Er beobachtete seine Freunde, seine Mitarbeiter, wie sie immer aufgeregter
wurden und lautstark und leidenschaftlich zu diskutieren begannen. »Jetzt ist
es passiert«, sagte er noch einmal, er spürte, wie der Ausbruch unmittelbar
bevorstand. »Jetzt … jetzt …«
Courtnee, die immer
noch in seiner Nähe stand, hielt ihm die Hand.
»Was ist passiert?«,
fragte sie. Sie bedeutete den anderen, still zu sein, damit sie ihn hören
konnte. Sie beugte sich zu Walker hinunter.
»Walk, sag schon,
was ist passiert? Was willst du sagen?«
»So fängt es an«,
flüsterte er, und es wurde wieder still. Er sah zu ihren Gesichtern auf, sah
die Wut darin, sah, dass die alten Tabus nicht mehr zählten und er sich zu
Recht Sorgen machte.
»Genau so fängt der
Aufstand an …«
38. KAPITEL
»Ihn hatte herbes Elend ausgemergelt […]
Auf dem Sims
Ein
bettelhafter Prunk von leeren Büchsen.«
Lukas
erreichte den vierunddreißigsten Stock.
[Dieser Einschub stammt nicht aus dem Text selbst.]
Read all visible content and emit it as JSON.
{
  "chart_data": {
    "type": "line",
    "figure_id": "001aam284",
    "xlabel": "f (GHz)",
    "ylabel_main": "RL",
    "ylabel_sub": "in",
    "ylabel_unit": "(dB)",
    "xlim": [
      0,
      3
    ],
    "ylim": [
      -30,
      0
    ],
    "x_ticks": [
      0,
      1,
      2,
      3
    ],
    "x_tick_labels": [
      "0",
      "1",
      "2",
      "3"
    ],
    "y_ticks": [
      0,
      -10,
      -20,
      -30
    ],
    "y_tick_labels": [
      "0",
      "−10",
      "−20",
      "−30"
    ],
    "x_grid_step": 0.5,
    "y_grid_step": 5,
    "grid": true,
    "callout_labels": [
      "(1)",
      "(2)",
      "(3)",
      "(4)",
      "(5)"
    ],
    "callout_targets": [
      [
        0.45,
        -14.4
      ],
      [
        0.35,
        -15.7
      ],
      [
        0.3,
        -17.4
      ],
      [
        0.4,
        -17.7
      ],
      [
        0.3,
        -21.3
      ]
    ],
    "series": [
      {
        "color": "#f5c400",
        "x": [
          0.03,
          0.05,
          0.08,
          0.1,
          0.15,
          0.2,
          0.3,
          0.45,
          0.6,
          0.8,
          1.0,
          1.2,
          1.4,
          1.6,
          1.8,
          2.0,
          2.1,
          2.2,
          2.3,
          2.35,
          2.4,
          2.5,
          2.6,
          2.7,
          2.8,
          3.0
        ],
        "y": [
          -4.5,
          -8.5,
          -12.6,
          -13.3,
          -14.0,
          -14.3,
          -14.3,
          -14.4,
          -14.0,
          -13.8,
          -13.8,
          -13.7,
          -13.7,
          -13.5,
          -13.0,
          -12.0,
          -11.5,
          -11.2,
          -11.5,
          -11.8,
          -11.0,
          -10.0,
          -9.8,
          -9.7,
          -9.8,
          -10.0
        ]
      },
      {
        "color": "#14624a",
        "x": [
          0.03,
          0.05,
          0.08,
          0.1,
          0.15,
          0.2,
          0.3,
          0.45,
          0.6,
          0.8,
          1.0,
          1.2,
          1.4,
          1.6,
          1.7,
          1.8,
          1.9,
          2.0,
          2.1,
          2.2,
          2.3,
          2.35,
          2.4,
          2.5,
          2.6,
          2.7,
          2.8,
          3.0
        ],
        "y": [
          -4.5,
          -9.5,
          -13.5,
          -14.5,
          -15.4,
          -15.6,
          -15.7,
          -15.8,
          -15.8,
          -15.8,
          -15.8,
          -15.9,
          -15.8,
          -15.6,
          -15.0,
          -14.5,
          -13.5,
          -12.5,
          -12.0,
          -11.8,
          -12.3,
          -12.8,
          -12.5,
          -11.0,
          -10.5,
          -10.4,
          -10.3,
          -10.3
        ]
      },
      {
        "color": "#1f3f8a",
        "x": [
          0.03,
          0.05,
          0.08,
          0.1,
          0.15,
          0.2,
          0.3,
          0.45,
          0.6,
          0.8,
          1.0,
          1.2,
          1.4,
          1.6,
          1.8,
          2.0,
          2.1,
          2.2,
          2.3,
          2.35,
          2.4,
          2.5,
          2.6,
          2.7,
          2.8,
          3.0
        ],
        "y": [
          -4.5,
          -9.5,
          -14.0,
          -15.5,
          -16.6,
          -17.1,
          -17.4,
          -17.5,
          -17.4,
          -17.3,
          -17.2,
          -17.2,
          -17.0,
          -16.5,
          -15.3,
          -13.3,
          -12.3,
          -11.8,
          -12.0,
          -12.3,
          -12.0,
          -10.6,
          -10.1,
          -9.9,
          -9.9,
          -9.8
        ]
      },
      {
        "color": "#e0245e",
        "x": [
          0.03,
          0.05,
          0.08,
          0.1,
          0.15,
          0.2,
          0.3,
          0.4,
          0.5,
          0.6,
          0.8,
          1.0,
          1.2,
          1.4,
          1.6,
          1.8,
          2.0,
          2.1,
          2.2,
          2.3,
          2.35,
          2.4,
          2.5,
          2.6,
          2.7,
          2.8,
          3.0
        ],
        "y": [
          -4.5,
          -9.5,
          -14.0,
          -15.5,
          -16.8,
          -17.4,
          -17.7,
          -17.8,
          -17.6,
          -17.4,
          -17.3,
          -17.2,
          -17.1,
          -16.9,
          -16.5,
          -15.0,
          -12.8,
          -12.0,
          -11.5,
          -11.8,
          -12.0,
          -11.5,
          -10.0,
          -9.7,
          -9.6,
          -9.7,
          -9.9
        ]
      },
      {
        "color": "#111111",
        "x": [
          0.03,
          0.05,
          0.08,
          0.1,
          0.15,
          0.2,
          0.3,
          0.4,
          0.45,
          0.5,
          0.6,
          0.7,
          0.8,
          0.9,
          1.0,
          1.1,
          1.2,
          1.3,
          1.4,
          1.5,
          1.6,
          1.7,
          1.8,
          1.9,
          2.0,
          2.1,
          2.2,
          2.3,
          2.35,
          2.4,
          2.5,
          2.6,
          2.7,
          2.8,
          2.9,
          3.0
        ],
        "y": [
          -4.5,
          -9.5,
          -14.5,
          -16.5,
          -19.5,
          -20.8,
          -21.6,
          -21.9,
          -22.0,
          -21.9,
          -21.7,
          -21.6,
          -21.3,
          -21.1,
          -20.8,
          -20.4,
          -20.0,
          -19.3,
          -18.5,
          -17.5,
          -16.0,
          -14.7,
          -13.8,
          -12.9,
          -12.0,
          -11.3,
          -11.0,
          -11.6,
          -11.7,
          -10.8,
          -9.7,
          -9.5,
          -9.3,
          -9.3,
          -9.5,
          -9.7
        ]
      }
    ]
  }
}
Er hielt den Karton an sich gepresst
und war vollkommen außer Atem, was allerdings weniger mit dem Aufstieg zu
seinem Arbeitsplatz zusammenhing als damit, dass er diverse Gesetze gebrochen
hatte. Er tastete an seiner Brust nach den Gegenständen, die er eingesteckt
hatte, und schmeckte noch immer den metallischen Nachgeschmack des Adrenalins
im Mund.
Nachdem er sich ein
bisschen abgeregt hatte, streckte er die Hand zur IT-Tür aus und hätte sich fast den Knöchel gebrochen, weil
die Tür in diesem Moment nach außen aufgestoßen wurde. Sammi, ein Techniker,
den er kannte, stürmte heraus. Lukas rief ihm hinterher, aber er war bereits
auf und davon, rannte die Treppe hinauf und außer Sichtweite.
In der Eingangshalle
war noch mehr Aufruhr, einer überschrie den anderen. Lukas trat zögernd ein und
fragte sich, was eigentlich los war. Er hielt mit dem Ellbogen die Tür auf und
schlüpfte in den Raum, den Karton unverändert vor der Brust.
Das größte Geschrei
kam von Bernard. Der IT-Chef stand vor der
Sicherheitsschleuse und brüllte einen Techniker nach dem anderen zusammen.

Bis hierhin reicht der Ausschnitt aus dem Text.